I think this is based on the project Ogive curve (not to be confused with the Earned Value S Curve of a Performance Measurement Baseline) and I think it is based on "finish," not "start." I created a fake project that is estimated to finish between 20 days (best case), 35 days (most likely case), and 70 days (worst case). Running a simulation with over 750 observations, this is the result: enter image description here

This shows that you have a little less than 20% chance of finishing this project between 35 and 40 days, and a little less than 50% cumulatively at 35 to 40 days or less.

The cumulative histograph is here:

enter image description here

The red line above the 50% mark on the Y axis is approximately 60% cumulative. The blue X represents where that 60% mark intercepts the Ogive curve. The red line on the X axis represents the number of days at the 60% mark, approximately 42 or 43 days in duration.

Therefore, 42 or 43 days of duration would be the planning value that represents 60% early and 40% late on the plan curve.
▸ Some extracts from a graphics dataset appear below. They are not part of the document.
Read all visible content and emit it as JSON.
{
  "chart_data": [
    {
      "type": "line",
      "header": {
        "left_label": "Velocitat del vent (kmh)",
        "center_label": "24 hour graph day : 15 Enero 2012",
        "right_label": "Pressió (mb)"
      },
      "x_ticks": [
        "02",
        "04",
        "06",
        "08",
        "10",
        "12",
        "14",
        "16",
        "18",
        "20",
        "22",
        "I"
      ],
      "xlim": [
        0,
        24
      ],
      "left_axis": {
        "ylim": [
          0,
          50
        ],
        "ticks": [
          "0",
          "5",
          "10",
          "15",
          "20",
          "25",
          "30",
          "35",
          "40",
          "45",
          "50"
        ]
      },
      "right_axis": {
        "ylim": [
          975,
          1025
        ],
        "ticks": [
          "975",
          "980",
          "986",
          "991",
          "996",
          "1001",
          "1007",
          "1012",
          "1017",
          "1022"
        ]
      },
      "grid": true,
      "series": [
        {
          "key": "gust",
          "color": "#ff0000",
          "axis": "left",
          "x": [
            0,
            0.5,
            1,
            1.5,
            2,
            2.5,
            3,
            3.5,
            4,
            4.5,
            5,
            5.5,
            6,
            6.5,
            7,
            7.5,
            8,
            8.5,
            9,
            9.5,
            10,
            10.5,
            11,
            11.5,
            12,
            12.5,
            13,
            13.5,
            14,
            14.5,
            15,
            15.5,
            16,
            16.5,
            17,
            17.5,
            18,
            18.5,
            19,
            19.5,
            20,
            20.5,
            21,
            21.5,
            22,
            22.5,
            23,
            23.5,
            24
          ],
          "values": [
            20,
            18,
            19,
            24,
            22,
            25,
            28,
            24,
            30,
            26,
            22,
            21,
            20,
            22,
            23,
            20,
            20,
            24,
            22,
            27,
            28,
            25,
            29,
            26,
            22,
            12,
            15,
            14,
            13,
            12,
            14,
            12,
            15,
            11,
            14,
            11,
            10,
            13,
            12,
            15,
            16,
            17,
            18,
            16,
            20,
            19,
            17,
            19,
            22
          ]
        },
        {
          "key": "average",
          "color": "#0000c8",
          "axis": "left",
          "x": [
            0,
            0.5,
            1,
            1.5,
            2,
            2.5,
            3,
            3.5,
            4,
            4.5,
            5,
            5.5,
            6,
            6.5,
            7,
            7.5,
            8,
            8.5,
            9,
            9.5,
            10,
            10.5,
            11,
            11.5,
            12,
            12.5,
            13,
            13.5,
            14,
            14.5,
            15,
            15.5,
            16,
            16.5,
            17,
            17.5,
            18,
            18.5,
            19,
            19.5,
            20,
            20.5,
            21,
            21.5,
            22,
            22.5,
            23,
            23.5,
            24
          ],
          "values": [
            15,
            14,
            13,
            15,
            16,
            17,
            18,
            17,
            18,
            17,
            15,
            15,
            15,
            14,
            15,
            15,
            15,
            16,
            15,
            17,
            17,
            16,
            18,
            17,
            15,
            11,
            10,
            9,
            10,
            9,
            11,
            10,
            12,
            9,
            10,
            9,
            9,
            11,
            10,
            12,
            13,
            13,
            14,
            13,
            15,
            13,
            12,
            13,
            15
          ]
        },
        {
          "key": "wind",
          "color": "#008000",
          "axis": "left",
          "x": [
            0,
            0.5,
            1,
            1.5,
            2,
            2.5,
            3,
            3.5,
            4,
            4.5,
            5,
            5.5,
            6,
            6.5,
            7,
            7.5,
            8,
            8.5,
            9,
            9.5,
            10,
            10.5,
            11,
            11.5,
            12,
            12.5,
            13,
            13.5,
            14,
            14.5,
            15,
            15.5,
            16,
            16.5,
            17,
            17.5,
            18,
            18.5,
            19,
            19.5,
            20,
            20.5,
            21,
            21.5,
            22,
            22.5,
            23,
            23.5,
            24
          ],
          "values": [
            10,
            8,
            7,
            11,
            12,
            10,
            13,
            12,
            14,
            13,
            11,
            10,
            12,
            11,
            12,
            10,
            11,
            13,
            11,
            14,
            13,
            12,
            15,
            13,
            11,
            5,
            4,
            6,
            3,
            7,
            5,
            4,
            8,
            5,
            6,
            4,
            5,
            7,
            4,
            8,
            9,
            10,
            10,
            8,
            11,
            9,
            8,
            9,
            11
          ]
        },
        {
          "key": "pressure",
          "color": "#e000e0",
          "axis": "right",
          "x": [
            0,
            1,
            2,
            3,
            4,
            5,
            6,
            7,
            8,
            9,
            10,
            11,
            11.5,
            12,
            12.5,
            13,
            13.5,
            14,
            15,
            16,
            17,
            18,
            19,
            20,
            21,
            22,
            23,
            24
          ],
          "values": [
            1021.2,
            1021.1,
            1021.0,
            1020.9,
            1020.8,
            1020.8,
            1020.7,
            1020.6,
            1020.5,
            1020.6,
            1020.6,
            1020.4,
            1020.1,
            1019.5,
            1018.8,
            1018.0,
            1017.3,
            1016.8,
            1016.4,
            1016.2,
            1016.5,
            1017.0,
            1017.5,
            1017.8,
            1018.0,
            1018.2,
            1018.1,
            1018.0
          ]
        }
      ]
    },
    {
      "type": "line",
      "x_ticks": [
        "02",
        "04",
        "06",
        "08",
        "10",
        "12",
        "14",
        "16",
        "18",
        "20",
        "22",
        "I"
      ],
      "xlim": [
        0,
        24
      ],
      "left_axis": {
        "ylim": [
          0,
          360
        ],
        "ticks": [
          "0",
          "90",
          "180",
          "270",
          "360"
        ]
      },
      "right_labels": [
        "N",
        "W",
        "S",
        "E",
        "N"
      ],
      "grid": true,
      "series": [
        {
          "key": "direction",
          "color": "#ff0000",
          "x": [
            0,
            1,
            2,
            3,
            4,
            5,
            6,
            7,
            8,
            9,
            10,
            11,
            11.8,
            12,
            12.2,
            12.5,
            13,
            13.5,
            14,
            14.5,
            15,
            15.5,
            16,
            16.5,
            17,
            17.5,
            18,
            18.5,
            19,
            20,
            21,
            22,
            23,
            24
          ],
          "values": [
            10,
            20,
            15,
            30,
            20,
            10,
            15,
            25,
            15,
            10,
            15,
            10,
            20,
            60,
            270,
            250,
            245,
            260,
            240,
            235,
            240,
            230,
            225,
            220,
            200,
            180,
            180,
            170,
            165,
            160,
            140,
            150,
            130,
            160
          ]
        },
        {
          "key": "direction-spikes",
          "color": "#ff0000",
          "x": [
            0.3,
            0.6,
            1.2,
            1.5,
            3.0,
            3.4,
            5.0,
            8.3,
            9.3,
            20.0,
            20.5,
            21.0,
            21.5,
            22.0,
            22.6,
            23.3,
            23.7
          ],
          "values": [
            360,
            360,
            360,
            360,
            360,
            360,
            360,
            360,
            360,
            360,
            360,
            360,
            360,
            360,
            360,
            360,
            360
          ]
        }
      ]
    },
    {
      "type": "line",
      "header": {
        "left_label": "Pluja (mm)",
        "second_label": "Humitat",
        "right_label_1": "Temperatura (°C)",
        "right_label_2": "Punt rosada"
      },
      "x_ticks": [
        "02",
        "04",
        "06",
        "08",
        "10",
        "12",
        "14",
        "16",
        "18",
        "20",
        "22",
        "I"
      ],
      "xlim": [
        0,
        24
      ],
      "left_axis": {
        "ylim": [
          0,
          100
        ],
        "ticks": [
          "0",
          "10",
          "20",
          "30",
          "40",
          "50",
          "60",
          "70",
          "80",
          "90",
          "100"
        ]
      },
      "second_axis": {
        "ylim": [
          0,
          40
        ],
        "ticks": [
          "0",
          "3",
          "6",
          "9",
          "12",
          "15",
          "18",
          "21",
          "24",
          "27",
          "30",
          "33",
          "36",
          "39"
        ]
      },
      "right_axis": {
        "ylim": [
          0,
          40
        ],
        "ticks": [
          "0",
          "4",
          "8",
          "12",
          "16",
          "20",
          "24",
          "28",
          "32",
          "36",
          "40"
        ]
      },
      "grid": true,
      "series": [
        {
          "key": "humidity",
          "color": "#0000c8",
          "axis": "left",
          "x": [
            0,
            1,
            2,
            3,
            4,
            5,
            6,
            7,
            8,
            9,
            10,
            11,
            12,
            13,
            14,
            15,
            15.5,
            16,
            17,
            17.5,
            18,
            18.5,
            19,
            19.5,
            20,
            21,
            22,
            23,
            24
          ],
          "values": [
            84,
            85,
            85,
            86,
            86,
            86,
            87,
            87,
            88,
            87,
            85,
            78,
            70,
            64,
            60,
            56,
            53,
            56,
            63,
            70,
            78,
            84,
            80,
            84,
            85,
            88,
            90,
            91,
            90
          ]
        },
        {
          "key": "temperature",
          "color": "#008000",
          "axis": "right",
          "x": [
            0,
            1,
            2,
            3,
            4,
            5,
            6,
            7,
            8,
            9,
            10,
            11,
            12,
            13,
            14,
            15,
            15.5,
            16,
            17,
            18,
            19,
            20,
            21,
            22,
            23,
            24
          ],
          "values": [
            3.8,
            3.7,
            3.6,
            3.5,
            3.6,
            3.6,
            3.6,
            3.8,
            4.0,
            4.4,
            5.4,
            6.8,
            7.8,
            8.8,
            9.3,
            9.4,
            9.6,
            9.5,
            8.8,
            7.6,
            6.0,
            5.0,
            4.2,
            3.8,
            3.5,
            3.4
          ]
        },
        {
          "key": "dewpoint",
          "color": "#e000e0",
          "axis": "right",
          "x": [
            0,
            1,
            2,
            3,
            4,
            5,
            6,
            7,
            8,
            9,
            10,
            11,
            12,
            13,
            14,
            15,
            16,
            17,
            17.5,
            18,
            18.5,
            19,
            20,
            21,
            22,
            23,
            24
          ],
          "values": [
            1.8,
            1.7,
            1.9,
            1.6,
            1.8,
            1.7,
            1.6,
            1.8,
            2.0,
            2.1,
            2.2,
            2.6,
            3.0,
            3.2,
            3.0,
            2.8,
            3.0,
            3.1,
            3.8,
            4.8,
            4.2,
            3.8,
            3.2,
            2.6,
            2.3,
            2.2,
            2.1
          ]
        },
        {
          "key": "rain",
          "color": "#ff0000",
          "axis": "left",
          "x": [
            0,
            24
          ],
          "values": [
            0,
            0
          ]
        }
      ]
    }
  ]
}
This is my opinion only of what your question could mean. I'd take Marv's suggestion and go back and get this clarified. This is the only thing I can think of that makes any sense in project management.


I've been doing project management for 15 years and I still have no idea what that means! As I see it your options are:

  1. Ask the person who wrote it to explain what they meant.
  2. If above is not available ask the person who passed on the instructions to you to explain what they think it means
  3. Ignore it and plan as you would for any project, entering this as a risk in the project risk log
  4. Ignore it and do nothing and then challenge anyone who challenges you to explain it

If it is really is a key instruction to you, that cannot be ignored, then you really do have to obtain its meaning from the author or your manager before you proceed.